A Review of Jericho Brown’s Please
by Erica Davis
Passionate, sing-song, and chilling at times, Jericho Brown’s collection of poetry, Please, is stunning. The dramatic mixture of love and hate, gentleness and destruction, is striking even to the poetry connoisseur. From the quiet, hopeless prayer of a child to illuminating persona poems, Brown relates to us the desperation, passion, and resilience of our short lives and of the human heart.
The finest example of the close connection between tender love and rage in Brown’s poetry is found in “Prayer of the Backhanded”: “…God, / Bless the back of my daddy’s hand/ which, holding nothing tightly/ against me and not wrapped/ in leather, eliminated the air/ between itself and my cheek” (8). One can just imagine a helpless little boy, still hiccupping with the remnants of his uncontrollable sobbing, trying to rationalize why the father he loves so dearly would hurt him so much. Even after his father has hit him, giving him “a broken nose…a busted lip… [and a] blazing jaw,” he continues to pray for his daddy. It seems to say that love between a father and son, no matter how damaged, is unconditional.

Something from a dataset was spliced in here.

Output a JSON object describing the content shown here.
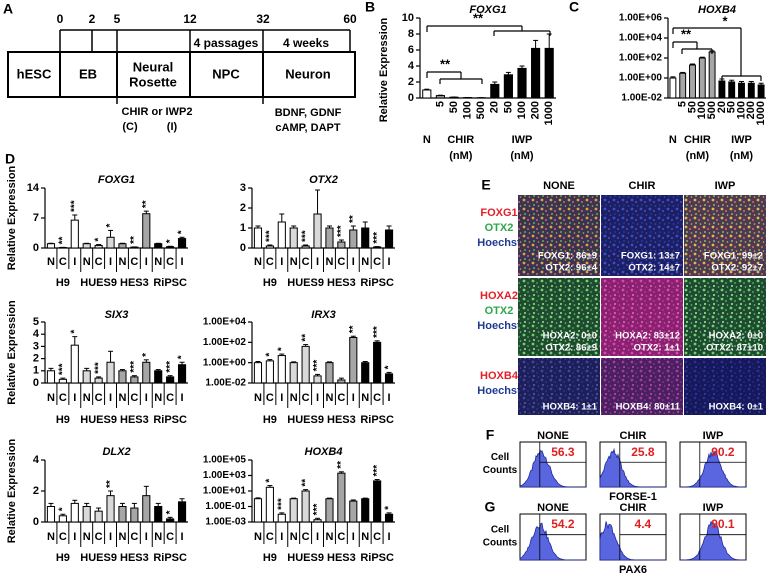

One of the most interesting elements of this collection of poetry is Brown’s use of persona poems. Throughout the book, he steps into the shoes of various classic characters from “The Wizard of Oz”, including the Scarecrow, Tin Man, and the Lion. In a classroom setting, Brown recently said that he likes the form of his poetry to follow the content. This is illustrated in “Tin Man” (36), as the unusual form has a lot to do with the experience of the character. Made of many small, chopped up parts, this poem can be read across or up and down. With this element, the poem gains more depth with each reading. In one sitting, the first line could read “In my chest/ a slit of air. Don’t say love.” The next time one could choose to read it going down and it could say “In my chest/ Drop a penny. / Cities shine gray. /No green is god…” Nevertheless, the end of the poem reads “I won’t feel/ one damn thing.” Brown could be inferring that we are all “tin men” because that is how the world makes us. We mainly do what we are told, even to the point of destruction at times, until we no longer feel a thing and nothing matters anymore.
Another type of persona Brown takes on is that of famous women in US history, particularly musicians of the 20th century. One such poem is entitled “Track 4: Reflections- as performed by Diana Ross”. As the title points out, Brown is portraying what he thinks Diana Ross would have felt had she written the poem herself. Ross prays, seemingly to become a bigger star; to dazzle the people. She prays with her “head titled backward, / [her] arms stretched/ out and up…” Throughout the poem, Ross finally realizes the power she holds: “Got another #1 and somebody/ Set Detroit on fire. That was power-/ White folks looking at me/ Directly and going blind” (11). This exemplifies Brown’s need to express the history and experience of modern day African-Americans in his own words, projected onto famous and influential people. This makes his poetry even more comprehensible to the common reader because we already know these characters.
Jericho Brown brilliantly combines the imaginary and true experiences of the anonymous with the legendary. He makes the reader truly feel the ragged, intimate emotions that flow within each of us, only amplified. I foresee this becoming an indispensible collection of poetry in America, as I predict Brown will become a world-renowned poet of the 21st century.